Where an employer makes a deduction from an employee's wage, should this be itemised specifically on the pay slip? We report on the recent case of Ridge v Her Majesty's Land Registry.
Itemising Pay slips
In the recent case of Ridge v Her Majesty's Land Registry the Employment Appeal Tribunal has held that a reduction of an employee's wages to recover an overpayment made in a previous pay period constitutes a 'deduction' under the Employment Rights Act 1996 and therefore should be itemised on the pay slip.
The Employment Appeal Tribunal overturned the previous decision of the Employment Tribunal, holding that where an employer reduces an employee's wages to recover an overpayment made in a previous period, it is making a 'deduction' from the employee's salary and it must therefore, clearly identify the amount and purpose of the deduction in the employee's pay slip.
What was the claimant's remedy? The Employment Appeal Tribunal concluded that the claimant was entitled to a declaration that his pay slips did not comply with the Employment Rights Act 1996. This decision supports the original purpose of the statute – to enable an employee to clearly see in outline how his wages and salary are calculated.

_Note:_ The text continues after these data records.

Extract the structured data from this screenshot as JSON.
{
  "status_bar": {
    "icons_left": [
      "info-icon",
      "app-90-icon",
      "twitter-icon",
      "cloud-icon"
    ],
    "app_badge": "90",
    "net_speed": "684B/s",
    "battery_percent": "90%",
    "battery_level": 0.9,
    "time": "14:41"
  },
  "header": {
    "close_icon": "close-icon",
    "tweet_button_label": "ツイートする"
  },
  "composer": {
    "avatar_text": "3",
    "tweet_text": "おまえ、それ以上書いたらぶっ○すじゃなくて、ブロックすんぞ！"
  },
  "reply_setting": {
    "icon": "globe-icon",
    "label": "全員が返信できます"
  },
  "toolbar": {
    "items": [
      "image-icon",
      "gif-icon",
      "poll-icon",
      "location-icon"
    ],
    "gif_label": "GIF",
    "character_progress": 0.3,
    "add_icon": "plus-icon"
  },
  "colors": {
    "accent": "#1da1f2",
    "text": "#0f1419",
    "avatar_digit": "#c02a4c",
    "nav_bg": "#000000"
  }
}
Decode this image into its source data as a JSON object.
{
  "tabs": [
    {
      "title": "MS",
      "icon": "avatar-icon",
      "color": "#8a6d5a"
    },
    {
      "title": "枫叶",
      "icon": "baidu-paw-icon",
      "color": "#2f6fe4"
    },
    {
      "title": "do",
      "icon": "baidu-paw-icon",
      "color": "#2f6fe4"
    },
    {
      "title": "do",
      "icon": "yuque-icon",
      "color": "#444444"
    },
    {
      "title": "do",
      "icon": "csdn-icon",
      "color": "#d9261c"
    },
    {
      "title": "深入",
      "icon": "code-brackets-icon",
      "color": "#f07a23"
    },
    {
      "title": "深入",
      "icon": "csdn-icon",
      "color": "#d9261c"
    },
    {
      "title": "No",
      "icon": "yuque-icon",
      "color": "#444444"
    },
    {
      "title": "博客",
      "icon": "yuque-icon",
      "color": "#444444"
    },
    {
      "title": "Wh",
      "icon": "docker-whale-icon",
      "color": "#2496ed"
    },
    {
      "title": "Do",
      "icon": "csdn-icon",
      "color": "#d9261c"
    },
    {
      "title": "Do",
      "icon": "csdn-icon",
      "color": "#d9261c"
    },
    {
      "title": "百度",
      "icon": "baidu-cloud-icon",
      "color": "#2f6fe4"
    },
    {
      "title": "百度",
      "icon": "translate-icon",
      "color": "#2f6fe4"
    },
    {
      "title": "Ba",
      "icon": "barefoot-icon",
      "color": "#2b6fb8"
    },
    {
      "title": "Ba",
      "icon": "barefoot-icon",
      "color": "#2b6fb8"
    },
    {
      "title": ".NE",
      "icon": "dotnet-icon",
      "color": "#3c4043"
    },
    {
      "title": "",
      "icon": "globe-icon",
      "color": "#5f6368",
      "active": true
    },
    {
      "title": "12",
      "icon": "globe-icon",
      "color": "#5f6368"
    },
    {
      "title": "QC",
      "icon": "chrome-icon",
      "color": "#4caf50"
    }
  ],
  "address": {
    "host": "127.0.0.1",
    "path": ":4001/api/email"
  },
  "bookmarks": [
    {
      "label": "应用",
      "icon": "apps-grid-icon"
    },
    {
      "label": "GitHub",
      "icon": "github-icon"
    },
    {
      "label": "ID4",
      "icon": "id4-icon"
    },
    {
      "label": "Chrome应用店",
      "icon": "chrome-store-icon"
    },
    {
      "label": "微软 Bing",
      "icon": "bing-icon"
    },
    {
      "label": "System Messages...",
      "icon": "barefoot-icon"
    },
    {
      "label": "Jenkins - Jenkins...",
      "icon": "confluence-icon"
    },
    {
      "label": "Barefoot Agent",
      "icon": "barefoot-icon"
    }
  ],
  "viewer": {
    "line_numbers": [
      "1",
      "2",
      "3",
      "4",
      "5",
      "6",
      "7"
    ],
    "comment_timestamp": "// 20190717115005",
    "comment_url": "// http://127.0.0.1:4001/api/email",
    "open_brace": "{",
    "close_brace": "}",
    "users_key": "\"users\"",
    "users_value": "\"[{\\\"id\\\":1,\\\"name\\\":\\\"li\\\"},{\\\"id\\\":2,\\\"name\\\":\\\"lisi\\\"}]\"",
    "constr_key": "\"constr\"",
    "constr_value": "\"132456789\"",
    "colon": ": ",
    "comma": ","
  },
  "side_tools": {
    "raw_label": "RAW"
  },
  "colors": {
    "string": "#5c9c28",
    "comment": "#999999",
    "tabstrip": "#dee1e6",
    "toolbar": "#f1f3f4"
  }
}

A best course of practice for employers is to clearly itemise the amount and purpose of any deduction made on employees' pay slips so as not to fall foul of the Employment Rights Act 1996. We also recommend that employers have clearly drafted deductions clauses in their contracts of employment as without such clauses, deductions may only be made in limited circumstances.
Consistent with our policy when giving comment and advice on a non-specific basis, we cannot assume legal responsibility for the accuracy of any particular statement. In the case of specific problems we recommend that professional advice be sought.